Often in life it is easy to lose sight of all the beauty each day brings. We get caught up in school, work, relationships, chores, bills…the list goes on and on. Above everything else, I feel that in our world today it is so easy to feel alone. It is so easy to feel as though no one else knows what you are going through. You feel as if you could disappear and no one would know. Or you feel as though disappearing would be a much-needed escape from all the burdens each new day brings. Loneliness is a trap. Loneliness is locking your mind in prison. No matter how badly you want to let others in, you can’t. No matter how badly you want to get out, you can’t. You’re stuck. You begin to blame yourself for feeling this way. You blame yourself for pushing everyone away. You blame yourself for being a failure. All the while, you know where the key to this prison is. You can see it. You know it is within reach but there is something trying to stop you from reaching out for it.
Our minds are magnificent creatures, with the power to control every single thing we do. This is why mental health is so important. If our minds are not healthy, then we will gradually self-destruct. To be honest, since starting graduate school, I have been the worst offender with putting my mental health first. There have been so many changes within this past year, and I have been completely overwhelmed. I mean totally and completely OVERWHELMED. Never have I felt more alone. My first semester, every Saturday was spent home alone, with tears streaming down my face. To make matters worse, I blamed myself for the way I was feeling. I criticized myself for feeling the way I did. I criticized myself for not being more outgoing. My own mind began to attack me and I began to hate myself. And the thought of telling anyone else how I was feeling terrified me. I didn’t want people to think I was weak and I didn’t want these feelings to change how people viewed me. Therefore, I cut myself off from any form of refuge. I told myself there was no refuge from the enemy my mind became.

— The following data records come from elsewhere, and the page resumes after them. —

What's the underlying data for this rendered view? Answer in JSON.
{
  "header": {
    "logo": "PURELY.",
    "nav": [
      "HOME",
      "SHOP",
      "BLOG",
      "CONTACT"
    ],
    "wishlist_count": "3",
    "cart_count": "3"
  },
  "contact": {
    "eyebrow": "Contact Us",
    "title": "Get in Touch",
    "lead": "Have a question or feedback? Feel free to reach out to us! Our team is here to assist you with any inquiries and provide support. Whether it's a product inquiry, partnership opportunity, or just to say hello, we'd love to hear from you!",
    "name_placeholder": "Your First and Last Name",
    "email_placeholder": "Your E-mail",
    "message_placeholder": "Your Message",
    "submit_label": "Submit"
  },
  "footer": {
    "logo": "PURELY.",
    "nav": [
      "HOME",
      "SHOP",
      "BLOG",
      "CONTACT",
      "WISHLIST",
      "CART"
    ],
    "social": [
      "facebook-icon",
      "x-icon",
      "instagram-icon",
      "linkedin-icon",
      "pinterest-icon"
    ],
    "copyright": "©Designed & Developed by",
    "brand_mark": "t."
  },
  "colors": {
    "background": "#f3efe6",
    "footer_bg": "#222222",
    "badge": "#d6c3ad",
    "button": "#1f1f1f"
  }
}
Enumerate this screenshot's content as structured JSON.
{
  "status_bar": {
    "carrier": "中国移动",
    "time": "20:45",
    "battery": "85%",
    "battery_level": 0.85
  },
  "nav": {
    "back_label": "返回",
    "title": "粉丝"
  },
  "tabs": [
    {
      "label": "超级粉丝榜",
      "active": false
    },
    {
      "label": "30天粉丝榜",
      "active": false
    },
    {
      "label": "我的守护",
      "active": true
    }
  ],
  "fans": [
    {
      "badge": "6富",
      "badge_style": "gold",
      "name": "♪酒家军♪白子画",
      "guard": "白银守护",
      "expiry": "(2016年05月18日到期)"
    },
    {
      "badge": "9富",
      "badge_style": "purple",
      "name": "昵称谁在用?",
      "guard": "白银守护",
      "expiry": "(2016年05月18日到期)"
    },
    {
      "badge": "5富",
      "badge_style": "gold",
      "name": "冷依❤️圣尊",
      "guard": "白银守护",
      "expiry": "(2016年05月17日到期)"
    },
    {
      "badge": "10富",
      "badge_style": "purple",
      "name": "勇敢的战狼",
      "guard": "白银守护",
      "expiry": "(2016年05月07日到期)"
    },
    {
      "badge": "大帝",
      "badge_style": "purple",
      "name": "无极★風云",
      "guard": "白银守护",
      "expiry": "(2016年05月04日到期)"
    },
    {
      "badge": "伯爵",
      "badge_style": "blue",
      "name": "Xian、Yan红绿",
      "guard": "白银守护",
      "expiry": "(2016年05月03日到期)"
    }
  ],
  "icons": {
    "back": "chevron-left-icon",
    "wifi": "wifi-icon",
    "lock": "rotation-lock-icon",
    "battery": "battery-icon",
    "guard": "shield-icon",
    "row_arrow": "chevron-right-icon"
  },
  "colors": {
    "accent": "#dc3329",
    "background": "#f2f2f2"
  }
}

What I know now is that we NEED to reach out to others when we are feeling this way. We need to ask for a helping hand no matter how scared we are.
Mental health is a real thing. Mental health is an everyday battle. I still have constant feelings of worthlessness and loneliness. I constantly convince myself that if I just push a little harder, I can get closer to perfection. If I can make others happy, if I can please my supervisors, if I can get that extra point on an exam then what does my mental health matter. The truth is, there is no such thing as perfection and our mental health should not be compromised on the pointless pursuit of perfection or acceptance. Our mental health must come first and foremost, each and every day. If you are having feelings of loneliness and low self worth, you need to talk to someone. You must start doing at least one thing a day that is for you. One thing a day that you love and that brings you joy.
I will end by saying this. For the year of 2018 I decided to choose a word that will guide me through the year. I chose JOY. My goal is to choose joy each day and to see the joy each new day brings. Because in the end, we only get one precious life. It is up to use to live this life the way God intended.